WASHINGTON – The massive coronavirus relief bill passed virtually unanimously by Congress last month is estimated at costing taxpayers $1.8 trillion — slightly less than the $2.2 trillion informally projected at the time by the White House.
That’s according to the Congressional Budget Office, which says the difference is due to scorekeeping on $454 billion provided to back trillions of dollars in guaranteed loans by a Federal Reserve emergency lending facility, which won’t have a deficit impact since the income and costs stemming from that lending are expected to offset each other.
The CBO report comes as Washington is manuevering over replenishing a popular “paycheck protection” program with another $250 billion.
Most of the federal deficit impacts of the $1.8 trillion coronavirus relief act would come in the 2020 budget year ending Sept. 30, with the legislation projected to add $1.6 trillion to that year's deficit tally.

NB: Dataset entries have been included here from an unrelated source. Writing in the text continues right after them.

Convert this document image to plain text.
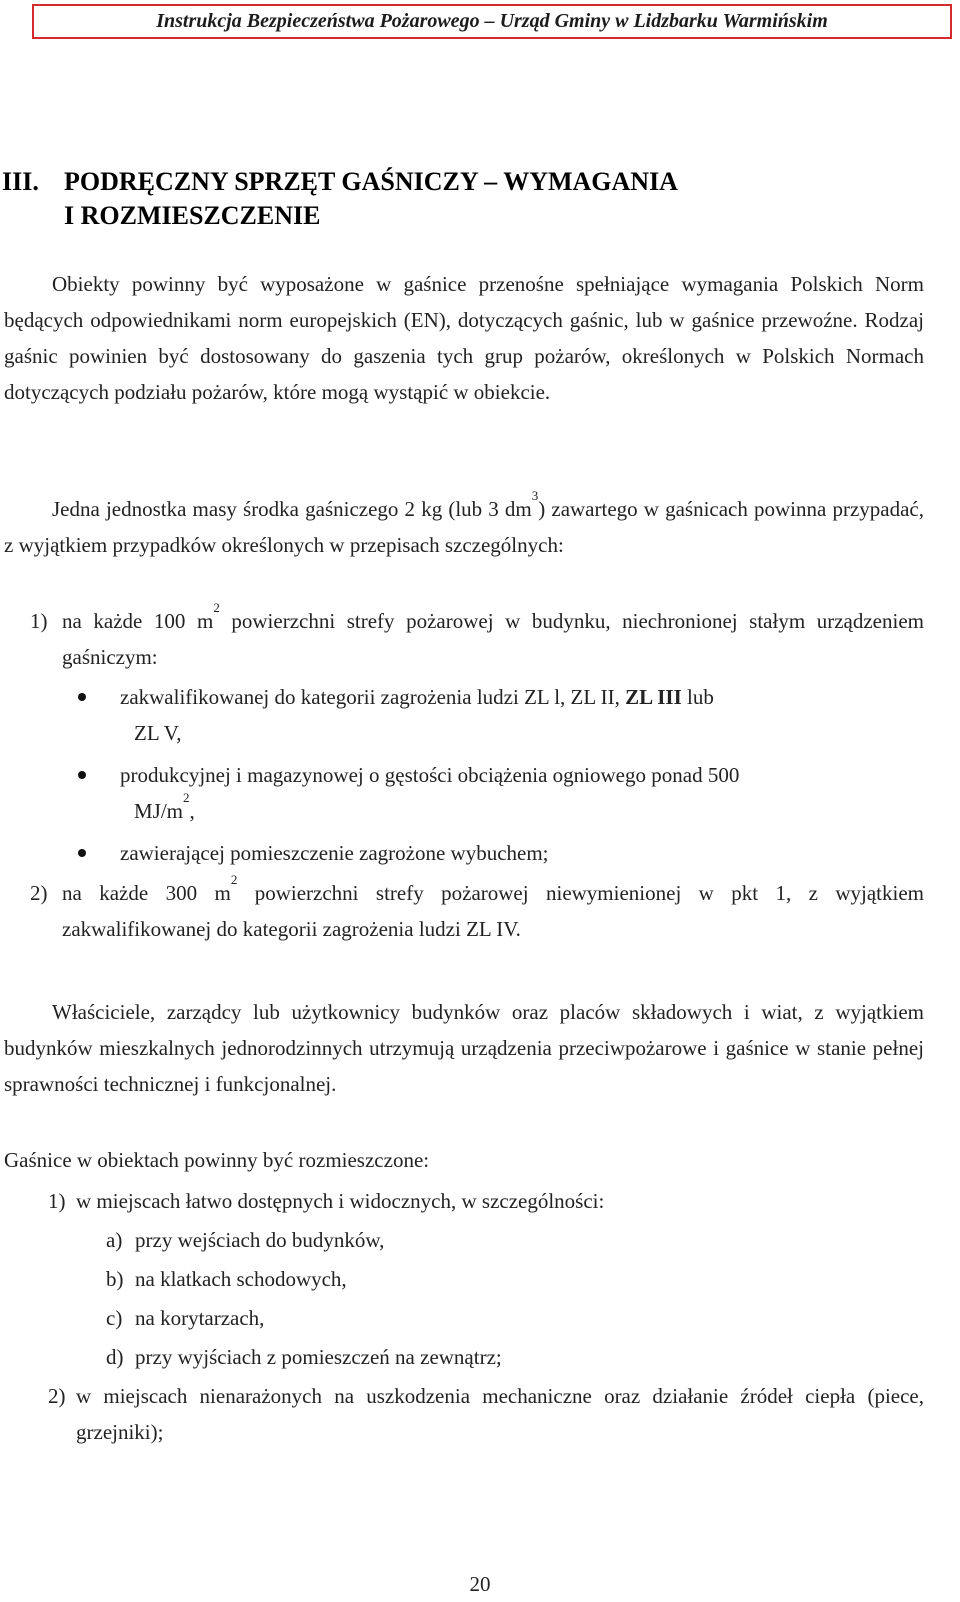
Instrukcja Bezpieczeństwa Pożarowego – Urząd Gminy w Lidzbarku Warmińskim
III. PODRĘCZNY SPRZĘT GAŚNICZY – WYMAGANIA
I ROZMIESZCZENIE
Obiekty powinny być wyposażone w gaśnice przenośne spełniające wymagania Polskich Norm będących odpowiednikami norm europejskich (EN), dotyczących gaśnic, lub w gaśnice przewoźne. Rodzaj gaśnic powinien być dostosowany do gaszenia tych grup pożarów, określonych w Polskich Normach dotyczących podziału pożarów, które mogą wystąpić w obiekcie.
Jedna jednostka masy środka gaśniczego 2 kg (lub 3 $dm^3$) zawartego w gaśnicach powinna przypadać, z wyjątkiem przypadków określonych w przepisach szczególnych:
1) na każde 100 $m^2$ powierzchni strefy pożarowej w budynku, niechronionej stałym urządzeniem gaśniczym:
zakwalifikowanej do kategorii zagrożenia ludzi ZL l, ZL II, ZL III lub
ZL V,
produkcyjnej i magazynowej o gęstości obciążenia ogniowego ponad 500
$MJ/m^2$,
zawierającej pomieszczenie zagrożone wybuchem;
2) na każde 300 $m^2$ powierzchni strefy pożarowej niewymienionej w pkt 1, z wyjątkiem zakwalifikowanej do kategorii zagrożenia ludzi ZL IV.
Właściciele, zarządcy lub użytkownicy budynków oraz placów składowych i wiat, z wyjątkiem budynków mieszkalnych jednorodzinnych utrzymują urządzenia przeciwpożarowe i gaśnice w stanie pełnej sprawności technicznej i funkcjonalnej.
Gaśnice w obiektach powinny być rozmieszczone:
1) w miejscach łatwo dostępnych i widocznych, w szczególności:
a) przy wejściach do budynków,
b) na klatkach schodowych,
c) na korytarzach,
d) przy wyjściach z pomieszczeń na zewnątrz;
2) w miejscach nienarażonych na uszkodzenia mechaniczne oraz działanie źródeł ciepła (piece, grzejniki);
20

The deficit for 2020 was already heading well above $1 trillion and is certain to shatter the previous record of $1.4 trillion recorded by the Obama administration in the aftermath of the Great Recession of more than a decade ago.
The recently-passed measure contains $377 billion for the paycheck subsidy program, $293 billion for $1,200 direct payments to most Americans, $150 billion for state and local governments, and $268 billion for more generous unemployment benefits, among other costs.
The CARES legislation is by far the largest of three coronavirus relief bills passed this year.